Fast forward three years and things get heavy, really heavy, for mild-mannered teacher Lance (Robin Williams) in World’s Greatest Dad (2009). His students disrespect him. His porn-addicted filthy-mouthed teenage son verbally abuses him.

All this changes the night Lance opens his kid’s bedroom door and discovers him dead from autoerotic asphyxiation. Riddled with shame, Lance tells everybody that his boy committed suicide. He writes a fake diary and publishes it. The book becomes a best seller. In no time he’s appearing on TV chat shows.

Rich and famous, popular and respected, Lance cashes in on some elephantine-sized lies before finally losing it, stripping off to swim naked in the school pool to the tune of Under Pressure. As you do.

In F (2010), a slasher film from British writer/director Johannes Roberts, protagonist Robert (David Schofield) drinks a bottle of vodka before class, gives his daughter detention just to see her and smacks her across the face when she mentions his ex-wife.

As the body count rises, the carve-up action almost entirely taking place inside the school, there is perhaps no greater reminder that cinema class as we used to know it may never be quite the same again.

This ignominious trend maintains as Hollywood continues to turn on its teachers. Putting some oestrogen in the gender balance, Cameron Diaz plays a reckless drunkard in the appropriately titled Bad Teacher (2011). She smokes, gobbles down fatty burgers, guzzles grog and carelessly marks assignments with the kind of attention traditionally given to changing a TV channel.

In Crazy, Stupid, Love (2011) a lost-at-sea character played by Steve Carrell fools around with his son’s teacher, a reformed alcoholic played by Marisa Tormei. She’s off the plonk but she’s explosive, anger-prone and emotionally, shall we say, volatile.

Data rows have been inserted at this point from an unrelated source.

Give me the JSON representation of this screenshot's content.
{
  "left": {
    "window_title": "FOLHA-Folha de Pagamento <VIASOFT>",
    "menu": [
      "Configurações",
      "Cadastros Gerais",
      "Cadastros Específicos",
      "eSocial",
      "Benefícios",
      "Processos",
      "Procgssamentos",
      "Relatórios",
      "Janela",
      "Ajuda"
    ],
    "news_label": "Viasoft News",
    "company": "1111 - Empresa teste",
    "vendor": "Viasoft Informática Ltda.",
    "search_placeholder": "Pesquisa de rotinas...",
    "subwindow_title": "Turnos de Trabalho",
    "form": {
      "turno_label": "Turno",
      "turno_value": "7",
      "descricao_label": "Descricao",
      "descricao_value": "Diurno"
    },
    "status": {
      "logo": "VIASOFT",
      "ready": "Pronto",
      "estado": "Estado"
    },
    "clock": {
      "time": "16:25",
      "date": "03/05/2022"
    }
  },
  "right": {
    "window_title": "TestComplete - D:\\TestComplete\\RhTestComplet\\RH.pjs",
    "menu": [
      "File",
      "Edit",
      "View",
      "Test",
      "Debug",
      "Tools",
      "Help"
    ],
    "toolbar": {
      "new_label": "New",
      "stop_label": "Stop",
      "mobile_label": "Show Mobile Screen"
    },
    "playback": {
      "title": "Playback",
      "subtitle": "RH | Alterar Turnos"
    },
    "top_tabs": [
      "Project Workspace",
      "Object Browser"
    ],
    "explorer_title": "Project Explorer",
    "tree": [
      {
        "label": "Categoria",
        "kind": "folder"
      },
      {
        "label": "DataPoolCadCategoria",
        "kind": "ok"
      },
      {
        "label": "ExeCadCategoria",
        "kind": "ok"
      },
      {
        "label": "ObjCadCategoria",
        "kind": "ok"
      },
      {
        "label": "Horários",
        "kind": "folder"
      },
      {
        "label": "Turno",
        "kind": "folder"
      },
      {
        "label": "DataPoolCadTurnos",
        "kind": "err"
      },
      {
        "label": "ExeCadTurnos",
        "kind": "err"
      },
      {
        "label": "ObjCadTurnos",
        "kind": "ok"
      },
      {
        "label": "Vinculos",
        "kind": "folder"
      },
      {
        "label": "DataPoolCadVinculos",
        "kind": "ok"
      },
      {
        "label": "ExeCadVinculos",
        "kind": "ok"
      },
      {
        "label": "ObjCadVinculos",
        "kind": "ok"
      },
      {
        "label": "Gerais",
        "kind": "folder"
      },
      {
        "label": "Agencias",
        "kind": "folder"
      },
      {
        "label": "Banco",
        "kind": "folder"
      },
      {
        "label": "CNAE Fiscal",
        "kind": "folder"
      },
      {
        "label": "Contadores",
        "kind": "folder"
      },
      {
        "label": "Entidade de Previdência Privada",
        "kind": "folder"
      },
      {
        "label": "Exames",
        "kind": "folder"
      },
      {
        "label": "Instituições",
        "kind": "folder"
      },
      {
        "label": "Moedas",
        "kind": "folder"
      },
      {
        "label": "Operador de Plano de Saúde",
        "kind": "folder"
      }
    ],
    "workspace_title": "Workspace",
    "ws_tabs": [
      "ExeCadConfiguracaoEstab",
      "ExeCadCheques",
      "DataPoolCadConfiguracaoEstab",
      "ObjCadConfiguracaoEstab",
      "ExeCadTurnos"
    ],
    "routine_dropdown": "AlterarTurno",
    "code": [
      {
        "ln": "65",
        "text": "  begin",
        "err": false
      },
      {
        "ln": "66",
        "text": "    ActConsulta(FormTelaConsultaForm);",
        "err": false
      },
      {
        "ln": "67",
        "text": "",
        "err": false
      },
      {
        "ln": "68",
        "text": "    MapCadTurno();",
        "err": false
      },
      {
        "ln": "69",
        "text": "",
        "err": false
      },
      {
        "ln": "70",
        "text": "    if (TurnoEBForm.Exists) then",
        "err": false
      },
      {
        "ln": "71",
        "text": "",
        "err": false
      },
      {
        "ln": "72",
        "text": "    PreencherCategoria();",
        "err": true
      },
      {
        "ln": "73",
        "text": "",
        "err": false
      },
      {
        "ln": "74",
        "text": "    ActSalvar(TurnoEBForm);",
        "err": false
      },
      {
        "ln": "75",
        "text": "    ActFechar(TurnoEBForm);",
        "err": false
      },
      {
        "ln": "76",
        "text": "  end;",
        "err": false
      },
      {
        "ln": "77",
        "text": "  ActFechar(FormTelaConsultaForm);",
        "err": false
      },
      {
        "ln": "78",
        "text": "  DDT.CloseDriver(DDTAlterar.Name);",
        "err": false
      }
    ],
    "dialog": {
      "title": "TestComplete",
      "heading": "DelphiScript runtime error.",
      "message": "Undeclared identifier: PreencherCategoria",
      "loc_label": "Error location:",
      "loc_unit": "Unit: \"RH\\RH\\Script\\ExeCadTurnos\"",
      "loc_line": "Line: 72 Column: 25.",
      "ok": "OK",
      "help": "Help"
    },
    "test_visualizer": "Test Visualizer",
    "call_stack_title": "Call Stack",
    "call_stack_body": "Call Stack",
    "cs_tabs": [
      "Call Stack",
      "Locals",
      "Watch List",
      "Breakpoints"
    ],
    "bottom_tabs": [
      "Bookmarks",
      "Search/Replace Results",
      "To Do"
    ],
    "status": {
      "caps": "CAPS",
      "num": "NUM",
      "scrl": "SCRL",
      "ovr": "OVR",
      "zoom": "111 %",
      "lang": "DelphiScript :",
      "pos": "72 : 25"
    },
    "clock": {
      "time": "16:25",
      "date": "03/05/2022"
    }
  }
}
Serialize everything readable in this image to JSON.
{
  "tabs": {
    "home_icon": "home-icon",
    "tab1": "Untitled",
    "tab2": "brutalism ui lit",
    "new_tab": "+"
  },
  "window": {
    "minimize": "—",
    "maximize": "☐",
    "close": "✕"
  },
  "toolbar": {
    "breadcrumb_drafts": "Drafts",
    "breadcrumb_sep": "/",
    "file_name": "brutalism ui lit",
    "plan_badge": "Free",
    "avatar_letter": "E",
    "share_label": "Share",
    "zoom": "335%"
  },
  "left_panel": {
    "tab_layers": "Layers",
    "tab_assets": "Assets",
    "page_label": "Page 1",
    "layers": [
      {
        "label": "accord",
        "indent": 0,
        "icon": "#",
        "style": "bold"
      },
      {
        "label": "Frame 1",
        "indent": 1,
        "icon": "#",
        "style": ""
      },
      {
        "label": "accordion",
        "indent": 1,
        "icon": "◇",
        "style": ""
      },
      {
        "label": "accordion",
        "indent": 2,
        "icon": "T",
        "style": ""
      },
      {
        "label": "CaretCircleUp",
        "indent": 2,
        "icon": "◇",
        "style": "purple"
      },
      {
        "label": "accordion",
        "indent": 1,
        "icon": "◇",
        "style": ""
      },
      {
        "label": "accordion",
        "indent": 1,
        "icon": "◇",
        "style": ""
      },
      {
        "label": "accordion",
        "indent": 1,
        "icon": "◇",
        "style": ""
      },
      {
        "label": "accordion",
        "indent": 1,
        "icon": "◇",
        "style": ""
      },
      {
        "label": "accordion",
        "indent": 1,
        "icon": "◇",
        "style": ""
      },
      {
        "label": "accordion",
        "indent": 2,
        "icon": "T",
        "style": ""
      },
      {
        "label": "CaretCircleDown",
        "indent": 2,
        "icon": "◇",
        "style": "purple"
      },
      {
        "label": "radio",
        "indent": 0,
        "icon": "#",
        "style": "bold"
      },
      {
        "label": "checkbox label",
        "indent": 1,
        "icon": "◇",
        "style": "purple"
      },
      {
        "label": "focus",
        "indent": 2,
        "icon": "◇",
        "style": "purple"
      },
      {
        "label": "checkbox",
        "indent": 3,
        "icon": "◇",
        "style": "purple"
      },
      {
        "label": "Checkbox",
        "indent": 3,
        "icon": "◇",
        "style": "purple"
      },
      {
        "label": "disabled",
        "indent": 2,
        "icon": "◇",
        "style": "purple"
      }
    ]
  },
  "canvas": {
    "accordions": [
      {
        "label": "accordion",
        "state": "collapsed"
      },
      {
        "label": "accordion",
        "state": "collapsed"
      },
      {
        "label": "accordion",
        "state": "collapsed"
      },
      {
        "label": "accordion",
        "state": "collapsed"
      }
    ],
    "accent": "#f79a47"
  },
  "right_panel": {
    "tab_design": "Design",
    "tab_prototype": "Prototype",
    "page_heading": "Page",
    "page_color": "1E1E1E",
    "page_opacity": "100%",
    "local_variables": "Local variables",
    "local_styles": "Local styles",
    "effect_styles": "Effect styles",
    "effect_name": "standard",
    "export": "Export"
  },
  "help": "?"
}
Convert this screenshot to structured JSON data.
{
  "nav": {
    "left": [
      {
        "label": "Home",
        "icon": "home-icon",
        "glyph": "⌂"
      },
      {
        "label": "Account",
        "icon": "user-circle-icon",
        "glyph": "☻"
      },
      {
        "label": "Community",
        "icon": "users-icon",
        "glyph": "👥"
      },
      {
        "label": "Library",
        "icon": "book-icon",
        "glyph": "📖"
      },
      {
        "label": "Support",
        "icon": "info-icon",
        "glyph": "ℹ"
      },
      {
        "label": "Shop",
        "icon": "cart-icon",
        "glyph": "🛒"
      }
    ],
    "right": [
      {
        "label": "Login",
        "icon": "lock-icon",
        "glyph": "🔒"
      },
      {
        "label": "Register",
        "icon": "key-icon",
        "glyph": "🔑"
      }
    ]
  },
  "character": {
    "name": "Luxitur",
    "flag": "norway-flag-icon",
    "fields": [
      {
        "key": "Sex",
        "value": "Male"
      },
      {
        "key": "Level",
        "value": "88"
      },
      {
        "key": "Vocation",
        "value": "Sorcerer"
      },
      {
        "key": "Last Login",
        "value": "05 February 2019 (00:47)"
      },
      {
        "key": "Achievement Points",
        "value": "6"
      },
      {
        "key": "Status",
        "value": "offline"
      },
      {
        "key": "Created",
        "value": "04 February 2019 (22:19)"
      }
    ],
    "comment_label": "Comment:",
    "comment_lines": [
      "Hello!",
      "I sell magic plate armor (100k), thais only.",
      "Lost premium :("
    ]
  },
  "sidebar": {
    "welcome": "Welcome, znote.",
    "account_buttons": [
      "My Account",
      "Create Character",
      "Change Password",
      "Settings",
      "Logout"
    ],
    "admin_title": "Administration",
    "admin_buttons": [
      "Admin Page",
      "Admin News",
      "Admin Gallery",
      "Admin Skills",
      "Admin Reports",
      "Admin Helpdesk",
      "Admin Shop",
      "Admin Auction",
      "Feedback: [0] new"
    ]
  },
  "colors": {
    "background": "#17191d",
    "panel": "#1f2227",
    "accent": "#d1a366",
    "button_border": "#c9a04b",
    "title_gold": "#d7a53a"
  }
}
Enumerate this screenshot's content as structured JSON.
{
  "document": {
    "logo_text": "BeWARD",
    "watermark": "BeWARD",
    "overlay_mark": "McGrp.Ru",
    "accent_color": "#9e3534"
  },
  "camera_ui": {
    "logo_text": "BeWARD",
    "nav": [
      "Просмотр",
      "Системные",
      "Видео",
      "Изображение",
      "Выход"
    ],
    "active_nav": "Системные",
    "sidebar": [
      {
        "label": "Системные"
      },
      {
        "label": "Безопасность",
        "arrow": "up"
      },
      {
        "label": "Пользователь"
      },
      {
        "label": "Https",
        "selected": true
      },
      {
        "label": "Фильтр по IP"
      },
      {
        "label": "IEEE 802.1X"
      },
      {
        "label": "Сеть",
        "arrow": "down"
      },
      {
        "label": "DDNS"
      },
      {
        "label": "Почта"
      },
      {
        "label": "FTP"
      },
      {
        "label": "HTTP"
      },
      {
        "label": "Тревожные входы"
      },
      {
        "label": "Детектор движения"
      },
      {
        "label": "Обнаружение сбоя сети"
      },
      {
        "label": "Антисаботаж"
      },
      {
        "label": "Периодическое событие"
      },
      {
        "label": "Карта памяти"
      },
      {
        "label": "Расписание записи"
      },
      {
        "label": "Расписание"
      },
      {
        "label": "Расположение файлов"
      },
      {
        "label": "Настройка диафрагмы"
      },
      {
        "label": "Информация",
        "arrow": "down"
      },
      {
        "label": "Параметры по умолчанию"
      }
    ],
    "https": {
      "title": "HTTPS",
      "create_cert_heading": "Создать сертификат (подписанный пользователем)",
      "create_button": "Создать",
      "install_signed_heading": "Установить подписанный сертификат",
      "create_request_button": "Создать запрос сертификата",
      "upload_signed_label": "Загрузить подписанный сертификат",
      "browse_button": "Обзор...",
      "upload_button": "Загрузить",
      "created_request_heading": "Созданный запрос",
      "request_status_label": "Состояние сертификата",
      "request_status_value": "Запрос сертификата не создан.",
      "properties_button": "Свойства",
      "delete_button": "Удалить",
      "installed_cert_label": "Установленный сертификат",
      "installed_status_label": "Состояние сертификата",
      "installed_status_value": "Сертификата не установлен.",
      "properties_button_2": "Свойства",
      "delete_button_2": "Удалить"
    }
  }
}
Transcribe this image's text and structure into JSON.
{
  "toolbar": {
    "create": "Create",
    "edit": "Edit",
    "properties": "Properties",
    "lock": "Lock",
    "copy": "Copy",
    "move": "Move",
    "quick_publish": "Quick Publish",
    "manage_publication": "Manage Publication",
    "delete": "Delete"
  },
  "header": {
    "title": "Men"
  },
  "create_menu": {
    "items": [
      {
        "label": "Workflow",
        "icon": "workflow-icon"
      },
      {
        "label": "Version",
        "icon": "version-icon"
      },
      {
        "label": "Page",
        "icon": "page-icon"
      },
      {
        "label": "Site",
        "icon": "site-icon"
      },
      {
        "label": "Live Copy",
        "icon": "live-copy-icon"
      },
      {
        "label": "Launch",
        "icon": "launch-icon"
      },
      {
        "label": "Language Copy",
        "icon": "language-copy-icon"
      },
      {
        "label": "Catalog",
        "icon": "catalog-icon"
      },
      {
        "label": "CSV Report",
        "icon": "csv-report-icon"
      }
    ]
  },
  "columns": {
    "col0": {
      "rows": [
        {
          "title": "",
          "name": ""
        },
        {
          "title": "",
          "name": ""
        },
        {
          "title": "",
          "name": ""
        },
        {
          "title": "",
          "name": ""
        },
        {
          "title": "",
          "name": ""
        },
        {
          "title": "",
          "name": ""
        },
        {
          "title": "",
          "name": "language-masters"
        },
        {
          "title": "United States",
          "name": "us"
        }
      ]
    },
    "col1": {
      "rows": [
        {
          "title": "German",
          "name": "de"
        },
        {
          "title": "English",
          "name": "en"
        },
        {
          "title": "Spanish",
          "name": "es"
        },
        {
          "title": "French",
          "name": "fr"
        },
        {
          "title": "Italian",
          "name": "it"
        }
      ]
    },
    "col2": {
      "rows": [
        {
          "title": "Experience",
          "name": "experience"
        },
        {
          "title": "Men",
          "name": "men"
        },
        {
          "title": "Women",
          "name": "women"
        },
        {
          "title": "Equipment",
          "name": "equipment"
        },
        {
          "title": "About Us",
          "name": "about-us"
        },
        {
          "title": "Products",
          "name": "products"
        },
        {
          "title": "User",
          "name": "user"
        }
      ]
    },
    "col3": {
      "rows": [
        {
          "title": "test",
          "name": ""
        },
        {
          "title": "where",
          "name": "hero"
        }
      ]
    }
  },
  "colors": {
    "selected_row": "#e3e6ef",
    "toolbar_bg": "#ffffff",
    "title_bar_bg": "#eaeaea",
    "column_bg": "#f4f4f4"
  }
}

What’s happened to cinema’s teachers? What dark forces have soiled the souls of a once reputable collective of inspiration-makers? Is Mr. Holland now lingering in a subterranean hide-out, banging organ keys like the phantom of the opera, trying to block out memories of rosier times?

Post 9/11 scepticism, post-Columbine fear and a gradual erosion of trust in our figureheads and institutions have no doubt played some influence. But the curriculum is still changing. Films as devastatingly grim as We Need to Talk About Kevin (2011) are more about evil students than immoral teachers, but perhaps it’s just a matter of time before the two roles combine.

Perhaps Mr. Holland will one day be back, compassionless and cantankerous, lock and loading, armed for a new generation of adolescent riffraff. Perhaps he will be merciless. Perhaps, then, the circle will be complete.